UQA is a novel dataset for question answering and text comprehension in Urdu, a low-resource language with over 70 million native speakers. This dataset, generated by translating the Stanford Question Answering Dataset (SQuAD2.0) using the EATS technique, aims to provide a valuable resource for developing and testing multilingual NLP systems for Urdu and enhancing the cross-lingual transferability of existing models.
The UQA dataset consists of translated contexts, questions, and answers. It includes both answerable and unanswerable questions, maintaining the structure and challenges of the original SQuAD2.0 dataset.
The dataset and fine-tuned models can be downloaded from the following link:
This repository includes scripts used in the translation process, dataset generation, and model benchmarks. The main components are:
- Translation scripts using the EATS technique
- Evaluation scripts for model performance
- Benchmark results on models like mBERT, XLM-RoBERTa, and mT5
The following table summarizes the performance of various models tested on the UQA dataset. The metrics reported are Exact Match (EM) and F1 Score.
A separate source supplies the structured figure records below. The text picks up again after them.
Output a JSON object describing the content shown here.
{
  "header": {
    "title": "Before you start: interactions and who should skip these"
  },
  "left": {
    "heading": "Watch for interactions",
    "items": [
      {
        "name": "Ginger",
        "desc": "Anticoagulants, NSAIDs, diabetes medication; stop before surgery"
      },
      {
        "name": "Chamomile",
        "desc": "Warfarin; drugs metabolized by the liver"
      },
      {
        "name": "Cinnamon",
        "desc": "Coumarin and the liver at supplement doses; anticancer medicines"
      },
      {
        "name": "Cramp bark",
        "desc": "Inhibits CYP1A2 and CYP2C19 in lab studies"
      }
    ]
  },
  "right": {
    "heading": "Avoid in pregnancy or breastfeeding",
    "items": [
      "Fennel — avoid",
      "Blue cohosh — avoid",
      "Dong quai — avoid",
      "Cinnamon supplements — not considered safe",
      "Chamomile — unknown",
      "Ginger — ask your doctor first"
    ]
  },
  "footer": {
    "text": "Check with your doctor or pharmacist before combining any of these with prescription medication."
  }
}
Model | Exact Match (EM) | F1 Score |
---|---|---|
mBERT | 45.50% | 64.72% |
mT5-Small | 52.37% | 67.24% |
mT5-Large | 71.26% | 84.20% |
XLM-RoBERTa | 65.67% | 78.00% |
XLM-RoBERTa-Large | 72.24% | 84.42% |
XLM-RoBERTa-XL | 74.56% | 85.99% |
Samee Arif, Sualeha Farid, Awais Athar, and Agha Ali Raza. 2024. UQA: Corpus for Urdu Question Answering. In Proceedings of the 2024 Joint International Conference on Computational Linguistics, Language Resources and Evaluation (LREC-COLING 2024), pages 17237–17244, Torino, Italia. ELRA and ICCL.